MAHKEMESİ :Ağır Ceza Mahkemesi
SUÇ : Nitelikli dolandırıcılık
HÜKÜM : Mahkumiyet
Dosya incelenerek gereği düşünüldü;
Sanık ...'nin temyiz isteminin katılanlar ..., ... ve şikayetçiler ..., ..., ..., ..., ..., ..., ..., mağdur ...'a yönelik eylemleri nedeniyle verilen mahkumiyet hükümlerine; sanık ....nin temyiz isteminin ise ..., ..., ... ve ...'a yönelik eylemleri nedeniyle verilen mahkumiyet hükümlerine yönelik olduğu belirlenerek yapılan incelemede;
Dolandırıcılık suçunun oluşabilmesi için; failin bir kimseyi, kandırabilecek nitelikte hileli davranışlarla hataya düşürüp, onun veya başkasının zararına, kendisine veya başkasına yarar sağlaması gerekmektedir. Hile nitelikli bir yalandır.
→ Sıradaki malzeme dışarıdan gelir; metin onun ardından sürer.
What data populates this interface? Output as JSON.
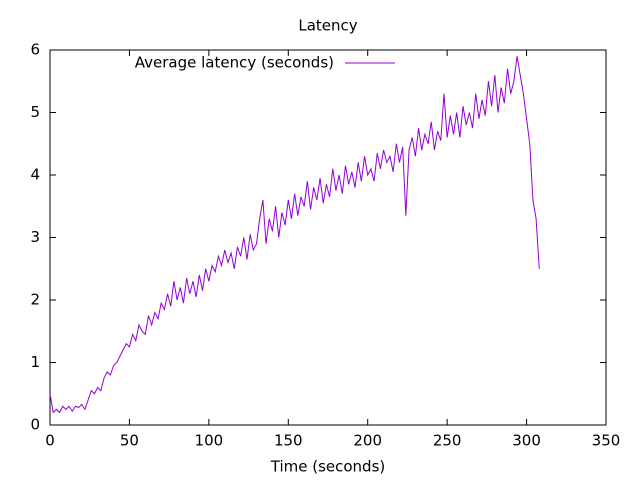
{
  "chart_data": {
    "type": "line",
    "title": "Latency",
    "xlabel": "Time (seconds)",
    "xlim": [
      0,
      350
    ],
    "xticks": [
      0,
      50,
      100,
      150,
      200,
      250,
      300,
      350
    ],
    "ylim": [
      0,
      6
    ],
    "yticks": [
      0,
      1,
      2,
      3,
      4,
      5,
      6
    ],
    "legend": "top-left",
    "x": [
      0,
      2,
      4,
      6,
      8,
      10,
      12,
      14,
      16,
      18,
      20,
      22,
      24,
      26,
      28,
      30,
      32,
      34,
      36,
      38,
      40,
      42,
      44,
      46,
      48,
      50,
      52,
      54,
      56,
      58,
      60,
      62,
      64,
      66,
      68,
      70,
      72,
      74,
      76,
      78,
      80,
      82,
      84,
      86,
      88,
      90,
      92,
      94,
      96,
      98,
      100,
      102,
      104,
      106,
      108,
      110,
      112,
      114,
      116,
      118,
      120,
      122,
      124,
      126,
      128,
      130,
      132,
      134,
      136,
      138,
      140,
      142,
      144,
      146,
      148,
      150,
      152,
      154,
      156,
      158,
      160,
      162,
      164,
      166,
      168,
      170,
      172,
      174,
      176,
      178,
      180,
      182,
      184,
      186,
      188,
      190,
      192,
      194,
      196,
      198,
      200,
      202,
      204,
      206,
      208,
      210,
      212,
      214,
      216,
      218,
      220,
      222,
      224,
      226,
      228,
      230,
      232,
      234,
      236,
      238,
      240,
      242,
      244,
      246,
      248,
      250,
      252,
      254,
      256,
      258,
      260,
      262,
      264,
      266,
      268,
      270,
      272,
      274,
      276,
      278,
      280,
      282,
      284,
      286,
      288,
      290,
      292,
      294,
      296,
      298,
      300,
      302,
      304,
      306,
      308
    ],
    "series": [
      {
        "name": "Average latency (seconds)",
        "color": "#9400d3",
        "values": [
          0.5,
          0.2,
          0.25,
          0.2,
          0.3,
          0.25,
          0.3,
          0.22,
          0.3,
          0.28,
          0.33,
          0.25,
          0.4,
          0.55,
          0.5,
          0.6,
          0.55,
          0.75,
          0.85,
          0.8,
          0.95,
          1.0,
          1.1,
          1.2,
          1.3,
          1.25,
          1.45,
          1.35,
          1.6,
          1.5,
          1.45,
          1.75,
          1.6,
          1.8,
          1.7,
          1.95,
          1.85,
          2.1,
          1.9,
          2.3,
          2.0,
          2.2,
          1.95,
          2.35,
          2.1,
          2.3,
          2.05,
          2.4,
          2.15,
          2.5,
          2.3,
          2.55,
          2.45,
          2.7,
          2.55,
          2.8,
          2.6,
          2.75,
          2.5,
          2.85,
          2.7,
          3.0,
          2.65,
          3.05,
          2.8,
          2.9,
          3.3,
          3.6,
          2.9,
          3.3,
          3.1,
          3.5,
          3.0,
          3.4,
          3.2,
          3.6,
          3.3,
          3.7,
          3.35,
          3.65,
          3.5,
          3.9,
          3.45,
          3.8,
          3.6,
          3.95,
          3.55,
          3.85,
          3.65,
          4.1,
          3.75,
          4.0,
          3.7,
          4.15,
          3.85,
          4.05,
          3.8,
          4.2,
          3.9,
          4.3,
          4.0,
          4.1,
          3.9,
          4.35,
          4.1,
          4.4,
          4.2,
          4.3,
          4.05,
          4.5,
          4.2,
          4.45,
          3.35,
          4.4,
          4.6,
          4.3,
          4.75,
          4.4,
          4.65,
          4.5,
          4.85,
          4.4,
          4.7,
          4.55,
          5.3,
          4.6,
          4.95,
          4.65,
          5.0,
          4.6,
          5.1,
          4.8,
          5.0,
          4.75,
          5.3,
          4.9,
          5.2,
          4.95,
          5.5,
          5.1,
          5.6,
          5.0,
          5.4,
          5.15,
          5.7,
          5.3,
          5.5,
          5.9,
          5.6,
          5.3,
          4.9,
          4.5,
          3.6,
          3.3,
          2.5
        ]
      }
    ]
  }
}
Fail tarafından yapılan hileli davranış belli oranda ağır, yoğun ve ustaca olmalı, sergileniş açısından mağdurun inceleme olanağını ortadan kaldıracak nitelikte bir takım hareketler olmalıdır. Kullanılan hileli davranışlarla mağdur yanılgıya düşürülmeli ve bu yanıltma sonucu yalanlara inanan mağdur tarafından sanık veya bir başkasına haksız çıkar sağlanmalıdır. Hilenin kandırıcı nitelikte olup olmadığı olaysal olarak değerlendirilmeli, olayın özelliği, fiille olan ilişkisi, mağdurun durumu, kullanılmışsa gizlenen veya değiştirilen belgenin nitelikleri ayrı ayrı nazara alınmalıdır.
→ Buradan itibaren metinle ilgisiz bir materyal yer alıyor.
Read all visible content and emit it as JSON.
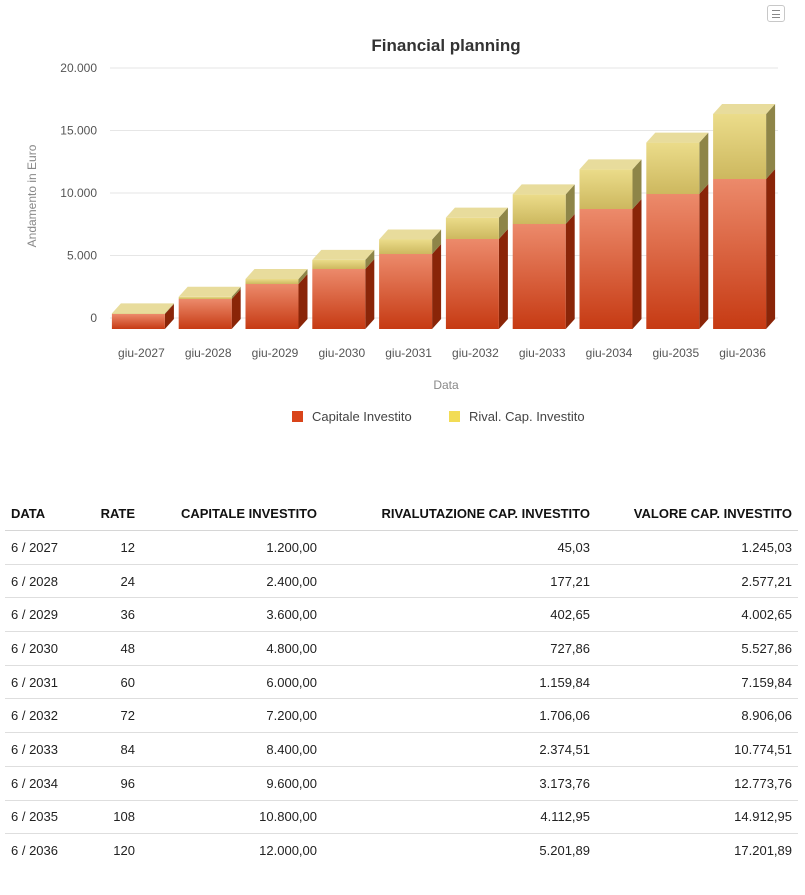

TCK'nın 158. maddesinin ikinci fıkrasında yer alan bu düzenlemeyle, failin, kamu görevlileriyle ilişkisi olduğunu, onlar nezdinde hatırı sayıldığını ileri sürerek ve belli bir işin gördürüleceği vaadiyle aldatarak, başkasından menfaat temin etmesi nitelikli dolandırıcılık kabul edilmektedir. Suçun maddî unsuru, kamu görevlileri yanında hatıra sayıldığının, onlarla ilişkisi bulunduğunu iddia ederek, yapılacak aracılık karşılığında kamu görevlisine verilmek üzere, para veya başkaca menfaat almak, kabul etmektir.
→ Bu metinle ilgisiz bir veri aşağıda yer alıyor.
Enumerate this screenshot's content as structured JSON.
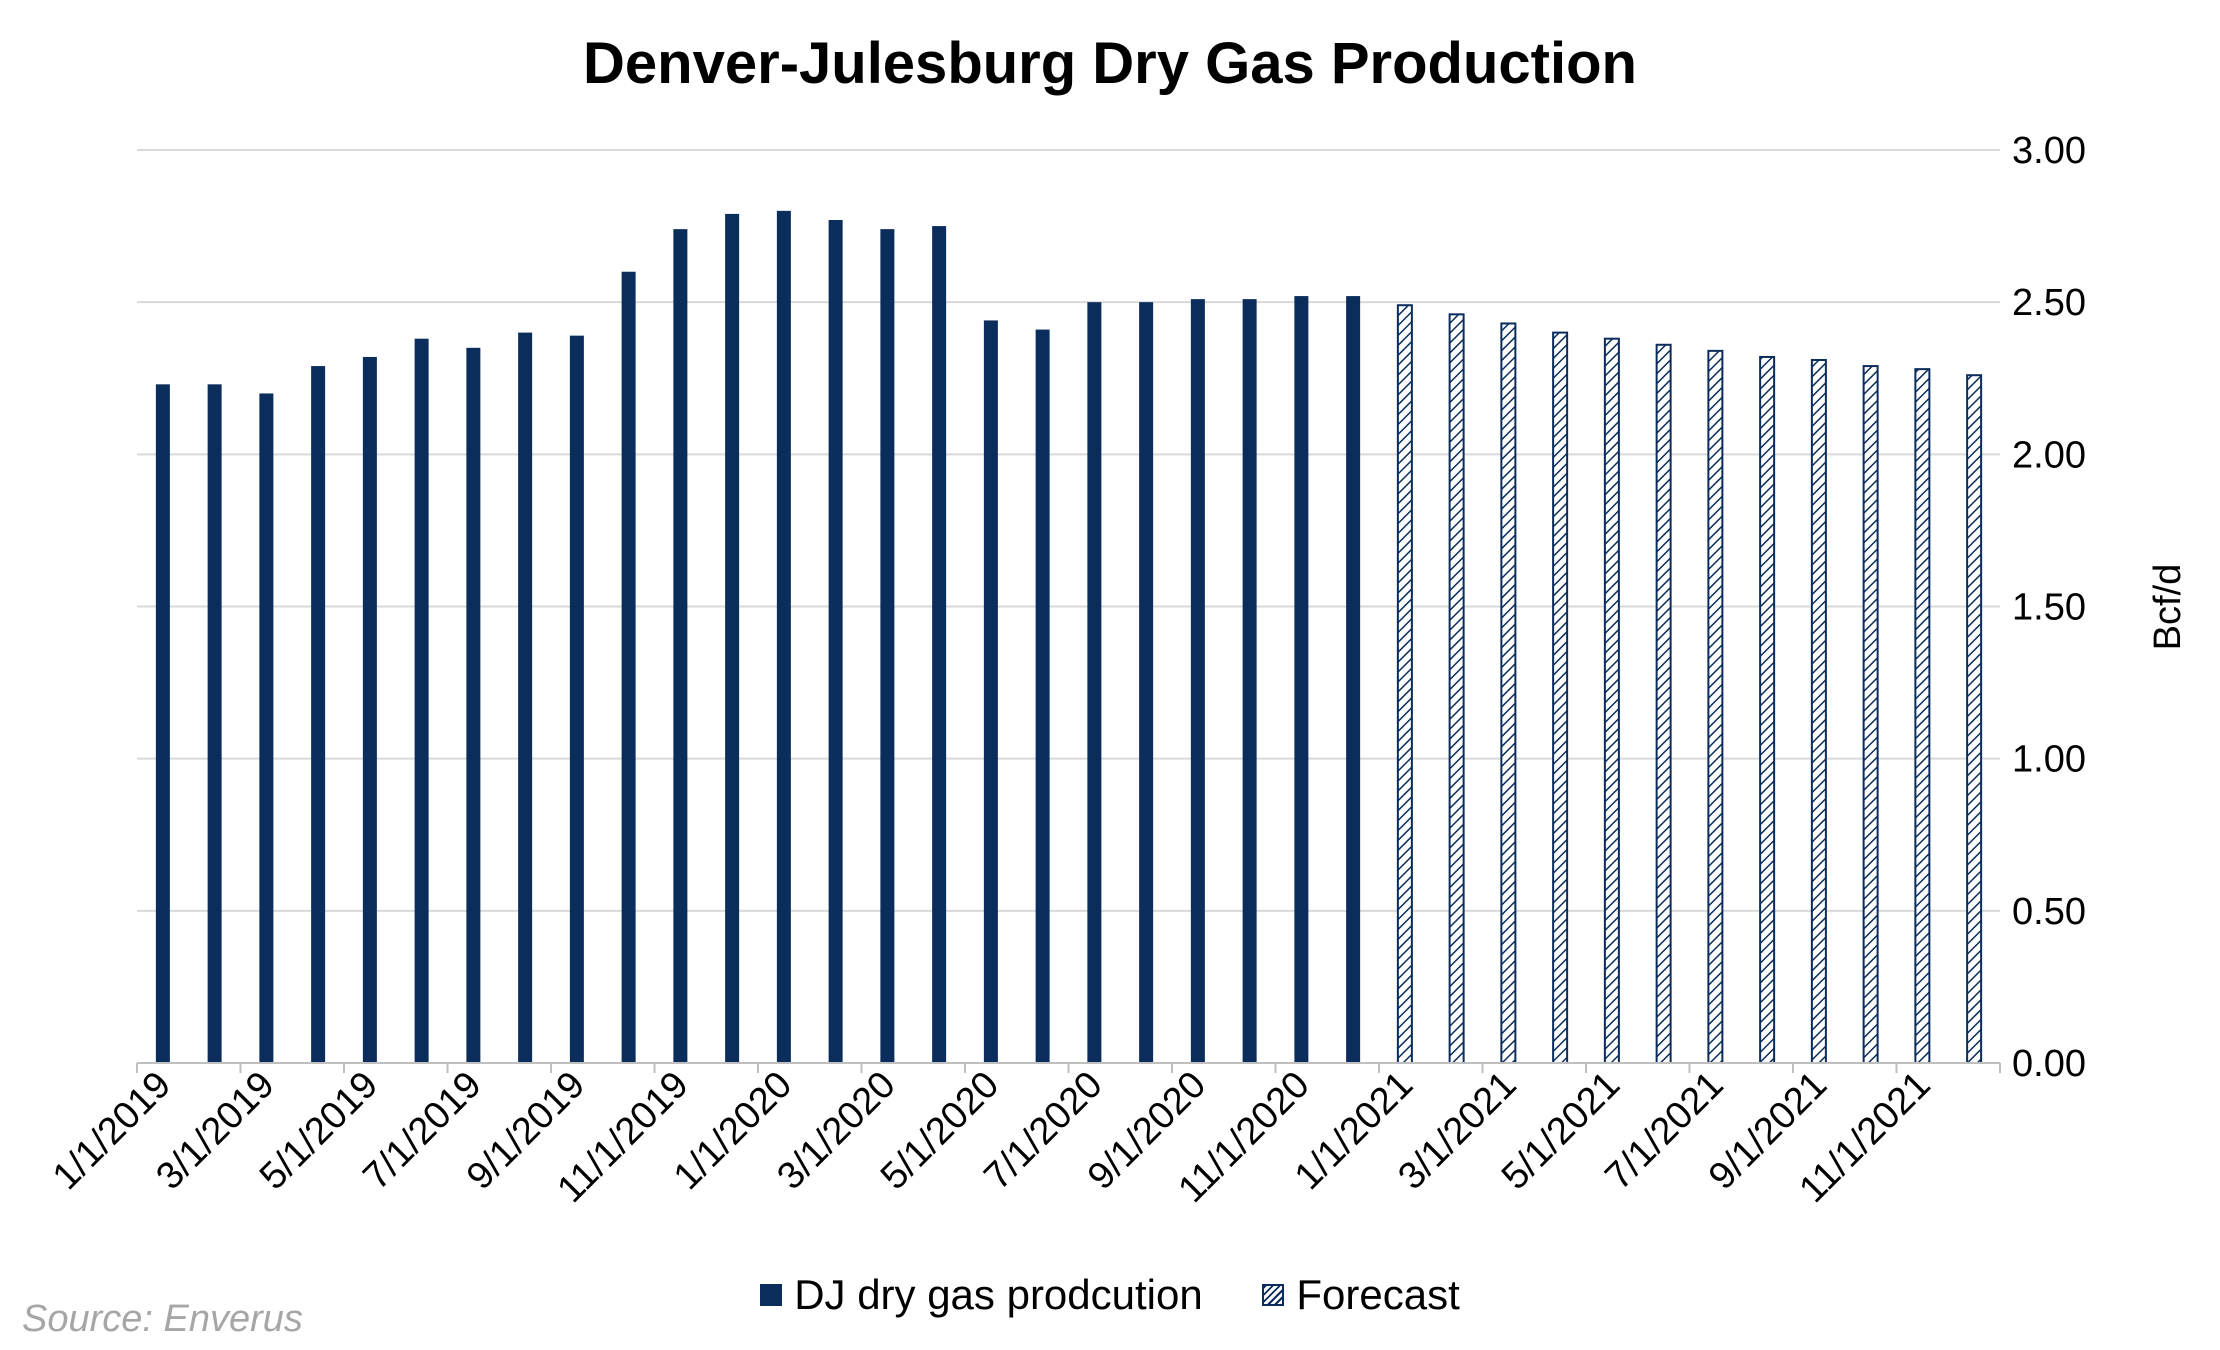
{
  "chart_data": {
    "type": "bar",
    "title": "Denver-Julesburg Dry Gas Production",
    "ylabel": "Bcf/d",
    "xlabel": "",
    "ylim": [
      0,
      3
    ],
    "y_ticks": [
      "0.00",
      "0.50",
      "1.00",
      "1.50",
      "2.00",
      "2.50",
      "3.00"
    ],
    "y_axis_position": "right",
    "grid": true,
    "legend_placement": "bottom",
    "x_tick_labels": [
      "1/1/2019",
      "3/1/2019",
      "5/1/2019",
      "7/1/2019",
      "9/1/2019",
      "11/1/2019",
      "1/1/2020",
      "3/1/2020",
      "5/1/2020",
      "7/1/2020",
      "9/1/2020",
      "11/1/2020",
      "1/1/2021",
      "3/1/2021",
      "5/1/2021",
      "7/1/2021",
      "9/1/2021",
      "11/1/2021"
    ],
    "categories": [
      "1/1/2019",
      "2/1/2019",
      "3/1/2019",
      "4/1/2019",
      "5/1/2019",
      "6/1/2019",
      "7/1/2019",
      "8/1/2019",
      "9/1/2019",
      "10/1/2019",
      "11/1/2019",
      "12/1/2019",
      "1/1/2020",
      "2/1/2020",
      "3/1/2020",
      "4/1/2020",
      "5/1/2020",
      "6/1/2020",
      "7/1/2020",
      "8/1/2020",
      "9/1/2020",
      "10/1/2020",
      "11/1/2020",
      "12/1/2020",
      "1/1/2021",
      "2/1/2021",
      "3/1/2021",
      "4/1/2021",
      "5/1/2021",
      "6/1/2021",
      "7/1/2021",
      "8/1/2021",
      "9/1/2021",
      "10/1/2021",
      "11/1/2021",
      "12/1/2021"
    ],
    "series": [
      {
        "name": "DJ dry gas prodcution",
        "style": "solid",
        "color": "#0b2d5c",
        "values": [
          2.23,
          2.23,
          2.2,
          2.29,
          2.32,
          2.38,
          2.35,
          2.4,
          2.39,
          2.6,
          2.74,
          2.79,
          2.8,
          2.77,
          2.74,
          2.75,
          2.44,
          2.41,
          2.5,
          2.5,
          2.51,
          2.51,
          2.52,
          2.52,
          null,
          null,
          null,
          null,
          null,
          null,
          null,
          null,
          null,
          null,
          null,
          null
        ]
      },
      {
        "name": "Forecast",
        "style": "hatched",
        "color": "#0b2d5c",
        "values": [
          null,
          null,
          null,
          null,
          null,
          null,
          null,
          null,
          null,
          null,
          null,
          null,
          null,
          null,
          null,
          null,
          null,
          null,
          null,
          null,
          null,
          null,
          null,
          null,
          2.49,
          2.46,
          2.43,
          2.4,
          2.38,
          2.36,
          2.34,
          2.32,
          2.31,
          2.29,
          2.28,
          2.26
        ]
      }
    ]
  },
  "source": "Source: Enverus"
}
Kamu görevlisi, TCK'nın 6. maddesinde tanımlanmış ve açıklanmıştır. Bu suçun meydana gelmesi için, suç konusunun resmî nitelikte bir iş olması ve failin kamu görevlileriyle ilişkisi olduğundan bahsederek dolandırıcılık eylemini gerçekleştirmesi gerekir. Faildeki ahlaki kötülüğün, yalnız başkalarını dolandırmakla kalmayıp, aynı zamanda kamu görevlilerini şüphe altına sokmasındaki vahameti, suçu nitelikli hâle getirmiştir.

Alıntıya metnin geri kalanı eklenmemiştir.